I wonder if dealers in fraudulent art/whisky/whatever have started purchasing samples of 13C or 14C to try to fool this kind of analysis. I don't know what the cost would be, but it would only need very small quantities (and very, very careful measurement.)
It's been a while since I've interpreted delta 13C measurements but it seems like adding 13C could mimic older materials, however you are correct about 14C unless you want to make something modern look like its ~1960s era. You would need to reduce 14C (either by dilution with depleted ethanol [quick search doesn't find a source for this] or somehow purify the scotch itself) to make it look pre-1950s.
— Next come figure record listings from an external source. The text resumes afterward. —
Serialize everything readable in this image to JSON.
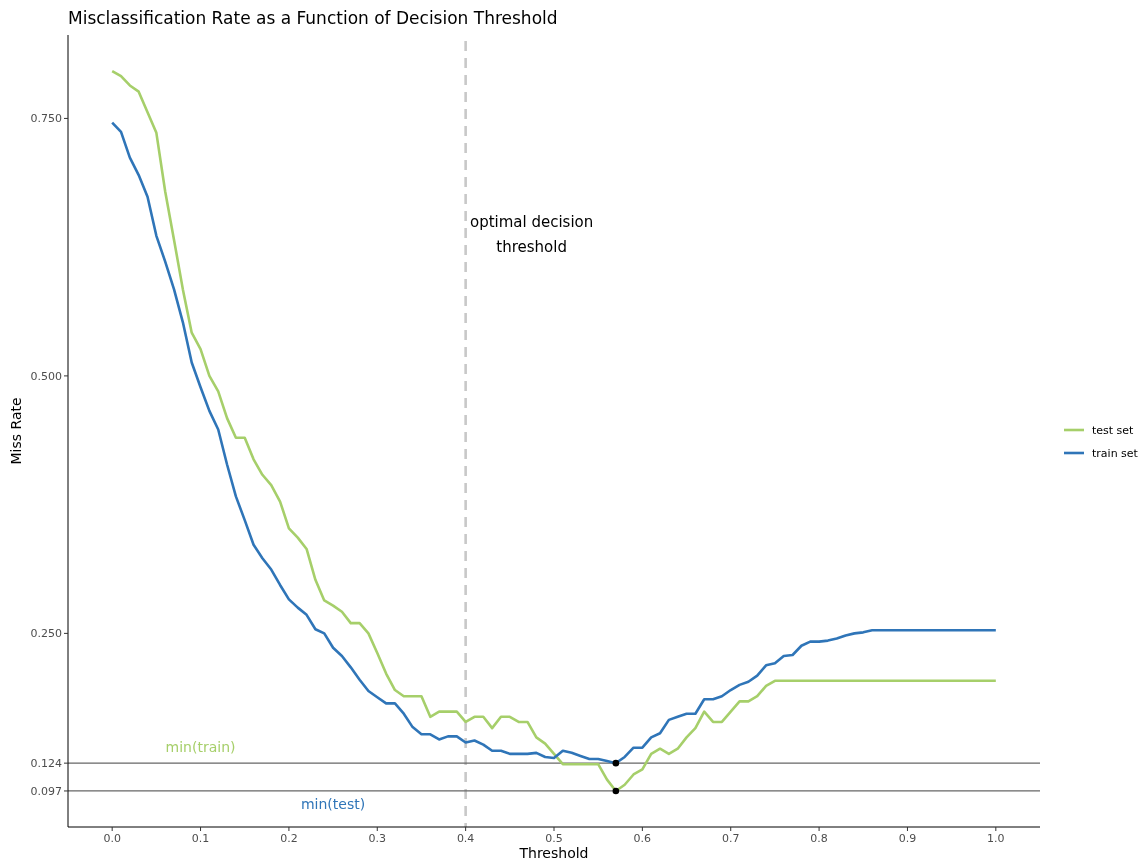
{
  "chart_data": {
    "type": "line",
    "title": "Misclassification Rate as a Function of Decision Threshold",
    "xlabel": "Threshold",
    "ylabel": "Miss Rate",
    "xlim": [
      -0.05,
      1.05
    ],
    "ylim": [
      0.062,
      0.831
    ],
    "xticks": [
      {
        "value": 0,
        "label": "0.0"
      },
      {
        "value": 0.1,
        "label": "0.1"
      },
      {
        "value": 0.2,
        "label": "0.2"
      },
      {
        "value": 0.3,
        "label": "0.3"
      },
      {
        "value": 0.4,
        "label": "0.4"
      },
      {
        "value": 0.5,
        "label": "0.5"
      },
      {
        "value": 0.6,
        "label": "0.6"
      },
      {
        "value": 0.7,
        "label": "0.7"
      },
      {
        "value": 0.8,
        "label": "0.8"
      },
      {
        "value": 0.9,
        "label": "0.9"
      },
      {
        "value": 1,
        "label": "1.0"
      }
    ],
    "yticks": [
      0.097,
      0.124,
      {
        "value": 0.25,
        "label": "0.250"
      },
      {
        "value": 0.5,
        "label": "0.500"
      },
      {
        "value": 0.75,
        "label": "0.750"
      }
    ],
    "grid": false,
    "legend": "right",
    "line_style": "solid",
    "series": [
      {
        "name": "test set",
        "color": "#a6cf6a",
        "x": [
          0,
          0.01,
          0.02,
          0.03,
          0.04,
          0.05,
          0.06,
          0.07,
          0.08,
          0.09,
          0.1,
          0.11,
          0.12,
          0.13,
          0.14,
          0.15,
          0.16,
          0.17,
          0.18,
          0.19,
          0.2,
          0.21,
          0.22,
          0.23,
          0.24,
          0.25,
          0.26,
          0.27,
          0.28,
          0.29,
          0.3,
          0.31,
          0.32,
          0.33,
          0.34,
          0.35,
          0.36,
          0.37,
          0.38,
          0.39,
          0.4,
          0.41,
          0.42,
          0.43,
          0.44,
          0.45,
          0.46,
          0.47,
          0.48,
          0.49,
          0.5,
          0.51,
          0.52,
          0.53,
          0.54,
          0.55,
          0.56,
          0.57,
          0.58,
          0.59,
          0.6,
          0.61,
          0.62,
          0.63,
          0.64,
          0.65,
          0.66,
          0.67,
          0.68,
          0.69,
          0.7,
          0.71,
          0.72,
          0.73,
          0.74,
          0.75,
          1
        ],
        "values": [
          0.796,
          0.791,
          0.782,
          0.776,
          0.756,
          0.736,
          0.679,
          0.632,
          0.584,
          0.542,
          0.526,
          0.5,
          0.485,
          0.459,
          0.44,
          0.44,
          0.419,
          0.404,
          0.394,
          0.378,
          0.352,
          0.343,
          0.332,
          0.302,
          0.282,
          0.277,
          0.271,
          0.26,
          0.26,
          0.25,
          0.231,
          0.211,
          0.195,
          0.189,
          0.189,
          0.189,
          0.169,
          0.174,
          0.174,
          0.174,
          0.164,
          0.169,
          0.169,
          0.158,
          0.169,
          0.169,
          0.164,
          0.164,
          0.149,
          0.143,
          0.133,
          0.123,
          0.123,
          0.123,
          0.123,
          0.123,
          0.108,
          0.097,
          0.103,
          0.113,
          0.118,
          0.133,
          0.138,
          0.133,
          0.138,
          0.149,
          0.158,
          0.174,
          0.164,
          0.164,
          0.174,
          0.184,
          0.184,
          0.189,
          0.199,
          0.204,
          0.204
        ]
      },
      {
        "name": "train set",
        "color": "#2f75b8",
        "x": [
          0,
          0.01,
          0.02,
          0.03,
          0.04,
          0.05,
          0.06,
          0.07,
          0.08,
          0.09,
          0.1,
          0.11,
          0.12,
          0.13,
          0.14,
          0.15,
          0.16,
          0.17,
          0.18,
          0.19,
          0.2,
          0.21,
          0.22,
          0.23,
          0.24,
          0.25,
          0.26,
          0.27,
          0.28,
          0.29,
          0.3,
          0.31,
          0.32,
          0.33,
          0.34,
          0.35,
          0.36,
          0.37,
          0.38,
          0.39,
          0.4,
          0.41,
          0.42,
          0.43,
          0.44,
          0.45,
          0.46,
          0.47,
          0.48,
          0.49,
          0.5,
          0.51,
          0.52,
          0.53,
          0.54,
          0.55,
          0.56,
          0.57,
          0.58,
          0.59,
          0.6,
          0.61,
          0.62,
          0.63,
          0.64,
          0.65,
          0.66,
          0.67,
          0.68,
          0.69,
          0.7,
          0.71,
          0.72,
          0.73,
          0.74,
          0.75,
          0.76,
          0.77,
          0.78,
          0.79,
          0.8,
          0.81,
          0.82,
          0.83,
          0.84,
          0.85,
          0.86,
          1
        ],
        "values": [
          0.746,
          0.737,
          0.712,
          0.695,
          0.674,
          0.636,
          0.611,
          0.584,
          0.552,
          0.513,
          0.489,
          0.466,
          0.448,
          0.414,
          0.383,
          0.36,
          0.336,
          0.323,
          0.312,
          0.297,
          0.283,
          0.275,
          0.268,
          0.254,
          0.25,
          0.236,
          0.228,
          0.217,
          0.205,
          0.194,
          0.188,
          0.182,
          0.182,
          0.172,
          0.159,
          0.152,
          0.152,
          0.147,
          0.15,
          0.15,
          0.144,
          0.146,
          0.142,
          0.136,
          0.136,
          0.133,
          0.133,
          0.133,
          0.134,
          0.13,
          0.129,
          0.136,
          0.134,
          0.131,
          0.128,
          0.128,
          0.126,
          0.124,
          0.13,
          0.139,
          0.139,
          0.149,
          0.153,
          0.166,
          0.169,
          0.172,
          0.172,
          0.186,
          0.186,
          0.189,
          0.195,
          0.2,
          0.203,
          0.209,
          0.219,
          0.221,
          0.228,
          0.229,
          0.238,
          0.242,
          0.242,
          0.243,
          0.245,
          0.248,
          0.25,
          0.251,
          0.253,
          0.253
        ]
      },
      {
        "type": "scatter",
        "color": "#000000",
        "marker": "circle",
        "x": [
          0.57,
          0.57
        ],
        "values": [
          0.124,
          0.097
        ]
      }
    ],
    "ref_lines": [
      {
        "axis": "x",
        "value": 0.4,
        "label": "optimal decision threshold",
        "color": "#c8c8c8",
        "line_style": "dashed"
      },
      {
        "axis": "y",
        "value": 0.124,
        "color": "#666666",
        "line_style": "solid"
      },
      {
        "axis": "y",
        "value": 0.097,
        "color": "#666666",
        "line_style": "solid"
      }
    ],
    "annotations": [
      {
        "text": "min(train)",
        "x": 0.1,
        "y": 0.124
      },
      {
        "text": "min(test)",
        "x": 0.25,
        "y": 0.097
      }
    ]
  }
}
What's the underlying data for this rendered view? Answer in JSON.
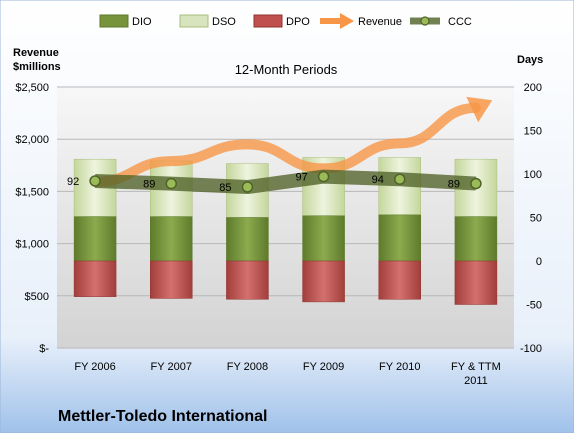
{
  "chart_data": {
    "type": "bar",
    "subtitle": "12-Month Periods",
    "company": "Mettler-Toledo International",
    "y_left_label_line1": "Revenue",
    "y_left_label_line2": "$millions",
    "y_right_label": "Days",
    "y_left_ticks": [
      "$-",
      "$500",
      "$1,000",
      "$1,500",
      "$2,000",
      "$2,500"
    ],
    "y_right_ticks": [
      "-100",
      "-50",
      "0",
      "50",
      "100",
      "150",
      "200"
    ],
    "y_left_range": [
      0,
      2500
    ],
    "y_right_range": [
      -100,
      200
    ],
    "categories": [
      {
        "line1": "FY 2006",
        "line2": ""
      },
      {
        "line1": "FY 2007",
        "line2": ""
      },
      {
        "line1": "FY 2008",
        "line2": ""
      },
      {
        "line1": "FY 2009",
        "line2": ""
      },
      {
        "line1": "FY 2010",
        "line2": ""
      },
      {
        "line1": "FY & TTM",
        "line2": "2011"
      }
    ],
    "legend_position": "top",
    "gridlines": true,
    "series": [
      {
        "name": "DIO",
        "axis": "right",
        "kind": "bar",
        "color": "#77933c",
        "values": [
          51,
          51,
          50,
          52,
          53,
          51
        ]
      },
      {
        "name": "DSO",
        "axis": "right",
        "kind": "bar",
        "color": "#d7e4bd",
        "values": [
          66,
          64,
          62,
          67,
          66,
          66
        ]
      },
      {
        "name": "DPO",
        "axis": "right",
        "kind": "bar",
        "color": "#c0504d",
        "values": [
          -41,
          -43,
          -44,
          -47,
          -44,
          -50
        ]
      },
      {
        "name": "Revenue",
        "axis": "left",
        "kind": "arrow",
        "color": "#f79646",
        "values": [
          1590,
          1790,
          1950,
          1720,
          1960,
          2300
        ]
      },
      {
        "name": "CCC",
        "axis": "right",
        "kind": "line",
        "color": "#4f6228",
        "values": [
          92,
          89,
          85,
          97,
          94,
          89
        ]
      }
    ]
  }
}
The thing is that the age-thing is pure marketing, if someone's making whisky that tastes the same and has the same amount of alcohol I don't really think it's a fraud, it's not like you can taste the C14
No, as long as you prepare whisky in the traditional way, as in aging in barrels, aging is not marketing. Older whiskys tend to be smoother and have more complexity in their taste. While there are good younger ones, 12 years is the default for a good whisky with 15-20 years adding quite a bit quality to that on average.
There are alternative ways to create a whisky, I recently had quite an interesting burbon, where the barrels would be subjected to pressure cycles quickly - seems a huge factor in aging is the seasonal changes to the barrel, with the pressure cycles they emulated seasons in a fraction of the time. They got the equivalent of a 12 year old burbon in a couple of months.
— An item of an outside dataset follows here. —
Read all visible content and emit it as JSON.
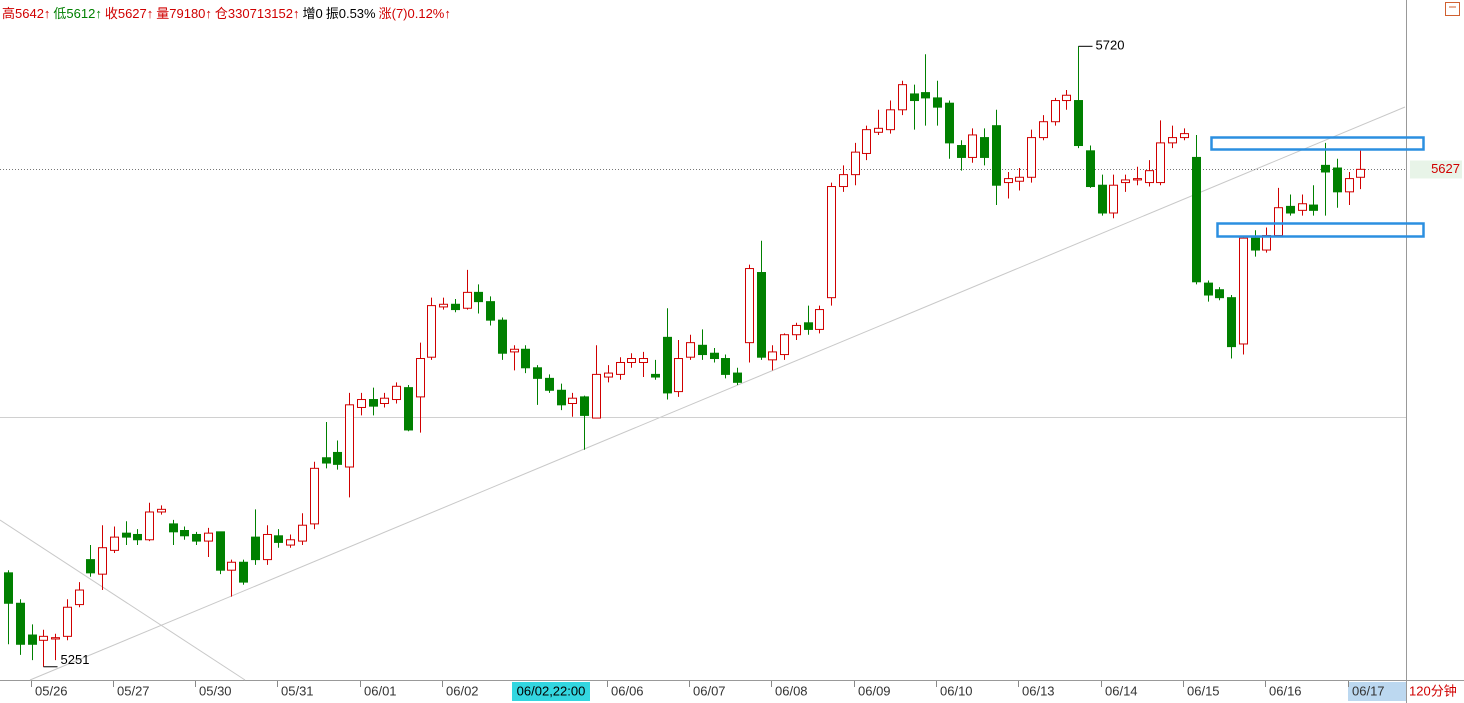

Also, quite a few large distilleries started whisky editions without a stated age on the label. There they use a mix of barrels, old and young to achieve the taste. But, they either don't state an age or the age of the youngest barrel involved.
In any case, stating the wrong age on the label, is plain fraud.
Our world-spanning civilization confronts an existential crisis, threatening collapse and radical depopulation, and they worry about protecting privileged whisky producers.
This is not actually different from what almost all of us are doing. It makes me ashamed.